The rest of this paper is organized as follows. Section 2 explores previously existing research studies. Section 3 explains the z score grading method. Section 4 reviews machine learning techniques, which includes K-means and PAM, applicable to norm-referenced grading. Section 5 explains our proposed grading algorithm. Section 6 justifies a grading performance metric in terms of clustering quality. Section 7 experiments our algorithm, z score, K-means, and PAM methods based on normal and asymmetric distribution data sets. Section 8 discusses the main findings. Section 9 draws the conclusion.

2. Related Work

As for applying a machine learning clustering technique to learners’ achievement, Arora and Badal [2] analyzed the competency of students by using K-means. The competency is attributed by 10-subject marks. The centroid of each cluster was mapped to one of the grade symbols A to G. The resulting grade of each cluster was the competency indicator of students belonging to such a cluster. Academic planners could use such an indicator to take appropriate action to remedy the students. Similarly, Borgavakar and Shrivastava [3] clustered GPAs and internal class assessments (e.g., class test marks, lab performance, assignment, quiz, and attendance) separately by using K-means. Therefore, each student’s competency was associated with several clusters, which were used to create a set of rules for classifying the student. Any weak students were identified before the final exam to reduce the ratio of fail students. Research by Parveen et al. [4] employed K-means to create 9 groups of GPAs: exceptional, excellent, superior, very good, above average, good, high pass, pass, and fail. Students whose GPAs belonged to the exceptional and the fail groups were called gifted and dunce, respectively. The gifted students were enhanced of their knowledge, whereas the dunce students were remedied through differentiated instruction. Research by Shankar et al. [5] clustered students from different countries based on their attributes: average grade, the number of participated events, the number of active days, and the number of attended chapters. An optimal k value of K-means was determined by means of the Silhouette index resulting in k = 3. Among the 3 clusters, the most compact cluster (i.e., a cluster with the least value of within-cluster sum of square) was further analyzed for correlation between the average grade and the other attributes. Xi [6] utilized K-means to cluster students’ test scores into 4 classes, excellent, good, moderate, and underachiever, to take the appropriate self-development and teaching strategy for treatment. Research by Iqbal et al. [7] explored several machine learning techniques for early grade prediction to allow instructors to improve students’ competency in early stages. In such work, Restricted Boltzmann Machine was found to be most accurate for students’ grade prediction. K-means was also used to cluster students based on technical course and nontechnical course performance.

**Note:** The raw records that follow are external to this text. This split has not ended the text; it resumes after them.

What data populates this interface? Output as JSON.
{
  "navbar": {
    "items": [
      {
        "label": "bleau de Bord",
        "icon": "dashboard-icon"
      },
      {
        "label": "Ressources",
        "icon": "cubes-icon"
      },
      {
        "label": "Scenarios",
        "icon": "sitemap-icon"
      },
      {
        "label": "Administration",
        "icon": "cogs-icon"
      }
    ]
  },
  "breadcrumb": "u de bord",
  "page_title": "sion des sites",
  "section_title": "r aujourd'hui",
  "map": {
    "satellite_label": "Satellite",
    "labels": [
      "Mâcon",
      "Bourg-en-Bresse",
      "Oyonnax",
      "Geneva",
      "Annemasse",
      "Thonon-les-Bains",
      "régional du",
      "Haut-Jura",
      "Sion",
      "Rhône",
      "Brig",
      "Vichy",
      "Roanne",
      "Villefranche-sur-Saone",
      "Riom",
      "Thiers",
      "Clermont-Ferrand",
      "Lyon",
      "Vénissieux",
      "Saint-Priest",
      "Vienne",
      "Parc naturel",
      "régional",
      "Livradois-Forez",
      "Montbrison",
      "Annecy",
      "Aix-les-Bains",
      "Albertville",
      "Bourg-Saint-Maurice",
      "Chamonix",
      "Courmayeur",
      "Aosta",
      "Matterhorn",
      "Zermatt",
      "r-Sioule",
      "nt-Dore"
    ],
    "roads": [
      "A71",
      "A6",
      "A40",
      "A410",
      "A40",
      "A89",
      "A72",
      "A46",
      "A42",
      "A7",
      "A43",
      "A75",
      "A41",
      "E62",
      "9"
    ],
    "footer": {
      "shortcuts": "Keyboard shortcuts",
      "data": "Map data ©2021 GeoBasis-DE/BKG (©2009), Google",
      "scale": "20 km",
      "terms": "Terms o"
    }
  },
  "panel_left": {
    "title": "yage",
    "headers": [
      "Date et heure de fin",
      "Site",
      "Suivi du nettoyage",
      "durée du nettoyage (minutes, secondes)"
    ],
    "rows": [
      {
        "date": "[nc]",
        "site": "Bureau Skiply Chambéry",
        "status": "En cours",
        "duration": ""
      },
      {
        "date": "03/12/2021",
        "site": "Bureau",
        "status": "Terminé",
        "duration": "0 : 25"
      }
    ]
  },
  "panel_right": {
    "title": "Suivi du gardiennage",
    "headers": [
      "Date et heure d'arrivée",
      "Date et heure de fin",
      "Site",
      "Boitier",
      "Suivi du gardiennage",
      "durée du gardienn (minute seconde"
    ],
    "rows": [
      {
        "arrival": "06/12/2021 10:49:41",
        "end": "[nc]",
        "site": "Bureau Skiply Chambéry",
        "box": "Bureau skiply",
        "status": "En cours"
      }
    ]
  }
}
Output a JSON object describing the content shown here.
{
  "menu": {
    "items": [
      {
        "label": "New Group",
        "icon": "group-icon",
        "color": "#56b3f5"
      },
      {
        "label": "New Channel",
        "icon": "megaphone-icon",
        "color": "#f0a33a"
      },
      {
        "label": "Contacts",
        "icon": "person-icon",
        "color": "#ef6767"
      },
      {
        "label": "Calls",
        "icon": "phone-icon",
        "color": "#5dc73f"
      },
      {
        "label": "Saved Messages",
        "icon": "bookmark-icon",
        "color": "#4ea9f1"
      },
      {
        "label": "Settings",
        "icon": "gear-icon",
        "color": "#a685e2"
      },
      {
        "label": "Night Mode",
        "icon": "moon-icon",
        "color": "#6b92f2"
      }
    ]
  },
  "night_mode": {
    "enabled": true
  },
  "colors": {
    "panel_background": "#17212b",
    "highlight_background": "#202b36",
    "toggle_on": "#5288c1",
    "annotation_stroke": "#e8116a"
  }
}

Regarding an automated grading and scoring approach, Ramen and Joachims [8] proposed a peer grading method to enable student evaluation at scale by having students assess each other. Since students are not trained in grading, the method enlisted probabilistic models and ordinal peer feedback to solve a rank aggregation problem. Bai and Chen [9] proposed a method to automatically construct grade membership functions, lenient-type grades, strict-type grades, and normal-type grades, to perform fuzzy reasoning to infer students’ scores.

This paper significantly extends our immature work [10] with a full-fledged algorithm, a newly practical data set, a newly experimented machine learning method, a set of new findings, and a novel guideline for method selection.

3. Conventionally Statistical Grading

A conventionally statistical grading method relies on z scores and t scores [1]. z score is a measure of how many standard deviations below or above the population mean a raw score is. z score (z) is technically defined in (1) as the signed fractional number of standard deviations (σ) by which the value of an observation or a data point x is above the mean value (μ) of what is being observed or measured.

Observed values above the mean have positive z scores, otherwise, negative z scores.

The t score converts individual scores into standard forms and is much like z score when the sample size is above 30. In psychometrics, t score (t) is a z score shifted and scaled to have a mean of 50 and a standard deviation of 10 as in (2).

The statistical grading method begins by converting raw scores to z scores. The z scores are further converted to t scores to simplify interpretation because t scores normally range from 0 to 100, unlike z scores that can be negative real numbers. The t scores are then sorted and a range between maximum and minimum t scores is divided by the desired number of grades to obtain an identical score interval. The interval is used to define the t score ranges of all grades. In this way, raw scores can be mapped to z scores, the z scores to t scores, the t scores to t score intervals, and the t score intervals to resulting grades, respectively.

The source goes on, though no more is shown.